Once in a while we do need to step away from the online chatter, catch our breath, and regain our perspective. Jon Stewart spoke for thousands, if not millions, this past Saturday in his plea for sanity, dignity and cooperation; it may be the most important speech of our fragile new century, even if it took a talk-show jester to deliver it.

In some recent posts I've been expressing despair about the kinds of audiences who resist originality and complain incesssantly about irrelevant trivia. But there are plenty of people out there who are a bit more open-minded, who aren't so relentlessly possessive and intransigent. And I've decided that theirs is the world I will travel in from now on.

After the RIT shoot, I wandered over to the campus bookstore. Flipping through a book I found in the film/TV section, I found a passage in which the author explained why Hollywood is dominated by remakes and sequels right now – because something original would be too big a financial risk.

I sort of suspected that. But seeing it spelled out like that, as a cold hard fact in black-and-white, gave me pause. The book went on to point out something else that I did already know – that the independent film industry, at least as we knew it in Miramax's 1990s heyday, was dead.

When I shot Saberfrog two years ago, I was laboring under two key assumptions. One was that you could still make a cheap movie on credit cards, get it into a festival, and expect a distributor to snap it up and make you a star. The other was that there was still a huge mass audience that craved indie filmmaking as an alternative to formulaic Hollywood, and was still eager to be challenged and have their view of the world expanded. These were slightly outdated assumptions, but I'm glad I didn't know better; if I had, I might not have made the movie.

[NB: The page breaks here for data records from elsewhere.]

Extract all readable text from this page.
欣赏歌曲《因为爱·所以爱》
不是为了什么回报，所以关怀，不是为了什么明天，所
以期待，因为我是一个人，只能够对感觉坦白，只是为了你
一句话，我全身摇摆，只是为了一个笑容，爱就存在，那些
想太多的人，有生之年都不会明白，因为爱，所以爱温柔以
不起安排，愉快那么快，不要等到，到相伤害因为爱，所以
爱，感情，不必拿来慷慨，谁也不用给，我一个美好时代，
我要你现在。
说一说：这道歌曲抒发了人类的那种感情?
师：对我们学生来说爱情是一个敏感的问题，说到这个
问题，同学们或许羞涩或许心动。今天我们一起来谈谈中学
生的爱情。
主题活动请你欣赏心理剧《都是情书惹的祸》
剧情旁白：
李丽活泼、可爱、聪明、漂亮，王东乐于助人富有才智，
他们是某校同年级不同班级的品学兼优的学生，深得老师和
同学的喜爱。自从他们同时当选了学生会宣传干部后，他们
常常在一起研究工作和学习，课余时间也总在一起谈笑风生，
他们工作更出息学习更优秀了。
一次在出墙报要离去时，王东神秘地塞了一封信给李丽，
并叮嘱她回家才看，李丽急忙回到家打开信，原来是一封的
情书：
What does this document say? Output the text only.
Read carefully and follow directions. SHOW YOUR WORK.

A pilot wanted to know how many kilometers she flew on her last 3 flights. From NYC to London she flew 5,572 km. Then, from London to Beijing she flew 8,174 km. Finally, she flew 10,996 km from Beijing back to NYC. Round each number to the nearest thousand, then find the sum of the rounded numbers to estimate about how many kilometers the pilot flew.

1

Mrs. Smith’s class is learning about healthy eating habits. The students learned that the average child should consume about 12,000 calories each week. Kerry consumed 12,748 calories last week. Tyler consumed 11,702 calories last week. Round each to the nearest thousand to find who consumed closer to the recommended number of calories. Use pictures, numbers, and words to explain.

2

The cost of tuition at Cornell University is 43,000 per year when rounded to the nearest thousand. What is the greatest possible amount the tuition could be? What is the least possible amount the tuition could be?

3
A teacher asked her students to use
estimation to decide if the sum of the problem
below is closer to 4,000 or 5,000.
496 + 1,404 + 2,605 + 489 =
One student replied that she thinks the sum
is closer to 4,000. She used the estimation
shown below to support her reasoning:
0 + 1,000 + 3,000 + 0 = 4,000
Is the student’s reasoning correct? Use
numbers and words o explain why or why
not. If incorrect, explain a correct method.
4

I used to hear sci-fi fans complain about the lousiness of Hollywood movies, but the movies they complained about were always hack action movies based on video games or old TV shows. This always used to strike me as hypocrisy – they claimed to care about quality, yet only watched the worst movies they could find. When something came along that was worthwhile – such as the Sam Rockwell movie Moon, for example – they would say “Oh … I wanted to see that, I heard it was good.”

But now I realize that what audiences really crave today, far more than quality, is familiarity. When entertainment choices are limited (as they used to be), you crave diversity and novelty. When entertainment choices are infinite (as they are now), you choose the entertainment that best supports the tastes and values you already have. From an artist's point of view, it might be less about creating an audience and more about finding an existing audience that matches.

In that case, what audience do we, as filmmakers, want to attract?

I have some future movie ideas in the proverbial drawer that used to appeal to me because they were moody, atmospheric, edgy, angsty – in a word, “dark”. But I've decided that I don't need to continue in that direction. Between script and completion, Saberfrog evolved from a comedy-drama into just a comedy … and is a much better movie for it. Somehow that seems to point the way forward.

Saberfrog came out of my own personal issues about the direction my life was headed at that time, and transformed those issues into wacky humor. It was a summation of the themes that had defined my life up to that point.

But my next project will come from a different place. It's a new world. Other people can cling to past hurts if they want to, but I'm moving forward.

There are many people who are content simply to complain about the world. Many of them seem to regard the Internet, and digital filmmaking tools, as yet more avenues for voicing their complaint. But deep down, I regard creativity as a positive force, and the creation of art as a positive act. The filmmakers (and artists in general) that inspired me most are the ones who set a better example, who showed that there was something more to life.

Today is Election Day. A lot of people are mad right now, and tomorrow the madness will probably continue. But just because everyone around you is telling you to be crazy doesn't mean you have to obey.

You can set a better example.

You can lead a better life.

You can do good works, and be happy.

This has been a public service announcement.